Duration of protection
It is now believed that the hepatitis B vaccine provides indefinite protection. However, it was previously believed and suggested that the vaccination would only provide effective cover of between five and seven years, but subsequently it has been appreciated that long-term immunity derives from immunological memory which outlasts the loss of antibody levels and hence subsequent testing and administration of booster doses is not required in successfully vaccinated immunocompetent individuals. Hence with the passage of time and longer experience, protection has been shown for at least 25 years in those who showed an adequate initial response to the primary course of vaccinations, and UK guidelines now suggest that for initial responders who require ongoing protection, such as for healthcare workers, only a single booster is advocated at 5 years.
Safety
Several studies looked for a significant association between recombinant hepatitis B vaccine (HBV) and multiple sclerosis (MS) in adults. Most published scientific studies do not support a causal relationship between hepatitis B vaccination and demyelinating diseases such as MS. A 2004 study reported a significant increase in risk within 3 years of vaccination. Some of these studies were criticized for methodological problems. This controversy created public misgivings about HB vaccination, and hepatitis B vaccination in children remained low in several countries. A 2007 study found that the vaccination does not seem to increase the risk of a first episode of MS in childhood.

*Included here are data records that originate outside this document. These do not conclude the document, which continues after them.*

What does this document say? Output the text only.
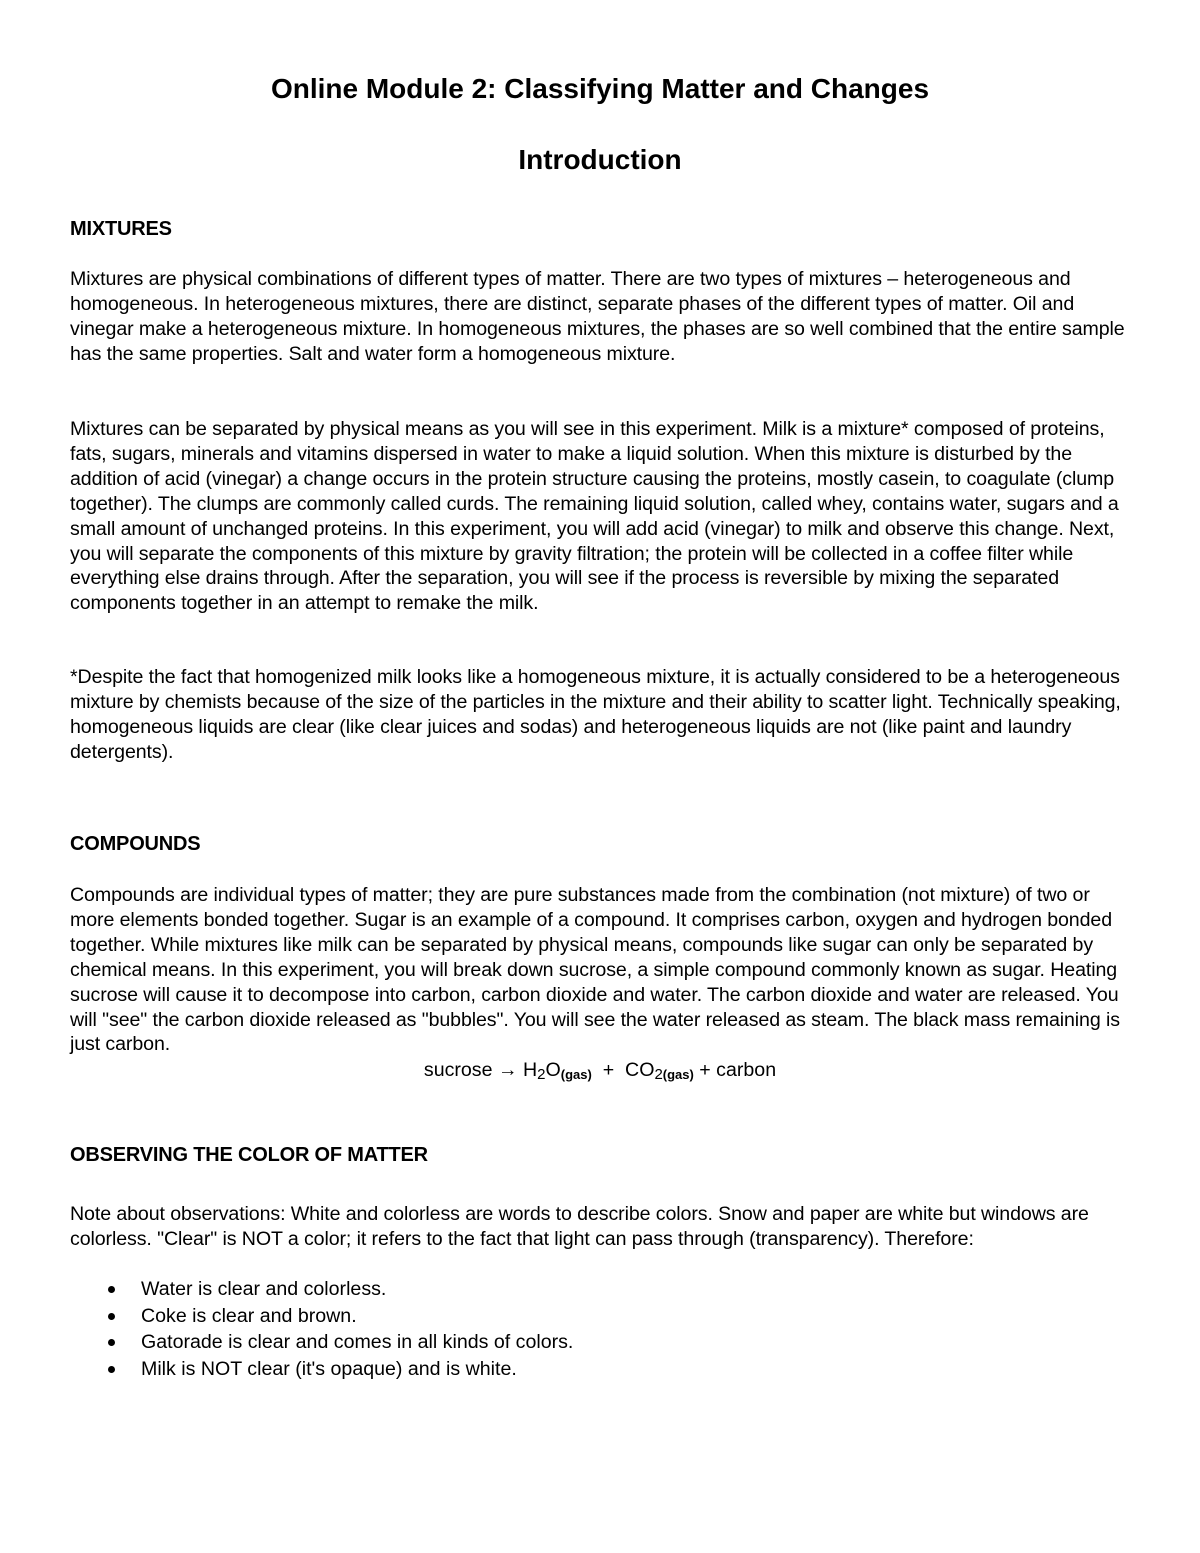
Online Module 2: Classifying Matter and Changes
Introduction
MIXTURES

Mixtures are physical combinations of different types of matter. There are two types of mixtures – heterogeneous and homogeneous. In heterogeneous mixtures, there are distinct, separate phases of the different types of matter. Oil and vinegar make a heterogeneous mixture. In homogeneous mixtures, the phases are so well combined that the entire sample has the same properties. Salt and water form a homogeneous mixture.

Mixtures can be separated by physical means as you will see in this experiment. Milk is a mixture* composed of proteins, fats, sugars, minerals and vitamins dispersed in water to make a liquid solution. When this mixture is disturbed by the addition of acid (vinegar) a change occurs in the protein structure causing the proteins, mostly casein, to coagulate (clump together). The clumps are commonly called curds. The remaining liquid solution, called whey, contains water, sugars and a small amount of unchanged proteins. In this experiment, you will add acid (vinegar) to milk and observe this change. Next, you will separate the components of this mixture by gravity filtration; the protein will be collected in a coffee filter while everything else drains through. After the separation, you will see if the process is reversible by mixing the separated components together in an attempt to remake the milk.

*Despite the fact that homogenized milk looks like a homogeneous mixture, it is actually considered to be a heterogeneous mixture by chemists because of the size of the particles in the mixture and their ability to scatter light. Technically speaking, homogeneous liquids are clear (like clear juices and sodas) and heterogeneous liquids are not (like paint and laundry detergents).

COMPOUNDS

Compounds are individual types of matter; they are pure substances made from the combination (not mixture) of two or more elements bonded together. Sugar is an example of a compound. It comprises carbon, oxygen and hydrogen bonded together. While mixtures like milk can be separated by physical means, compounds like sugar can only be separated by chemical means. In this experiment, you will break down sucrose, a simple compound commonly known as sugar. Heating sucrose will cause it to decompose into carbon, carbon dioxide and water. The carbon dioxide and water are released. You will "see" the carbon dioxide released as "bubbles". You will see the water released as steam. The black mass remaining is just carbon.

sucrose → $H_2O_{(gas)} + CO_{2(gas)}$ + carbon

OBSERVING THE COLOR OF MATTER

Note about observations: White and colorless are words to describe colors. Snow and paper are white but windows are colorless. "Clear" is NOT a color; it refers to the fact that light can pass through (transparency). Therefore:

Water is clear and colorless.
Coke is clear and brown.
Gatorade is clear and comes in all kinds of colors.
Milk is NOT clear (it's opaque) and is white.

A 2009 study of the hepatitis B vaccine and associated risk of CNS inflammatory demyelination was conducted. The hepatitis B vaccine was found to be generally safe, however the Engerix B vaccine appeared to triple the risk of CNS inflammatory demyelination in infant boys. There have been numerous reports that the Hepatitis B vaccine is linked to Chronic Fatigue Syndrome, a syndrome marked by severe fatigue, brain fogs, and muscle pains among other symptoms. The Engerix B vaccine contained Thiomersal, a mercury containing vaccine preservative that is being phased out at the urging of the Public Health Service in the US.
The World Health Organization recommends a pentavalent vaccine, combining vaccines against diphtheria, tetanus, pertussis and Haemophilus influenzae type B with the vaccine against hepatitis B. There is not yet sufficient evidence on how effective this pentavalent vaccine is in relation to the individual vaccines.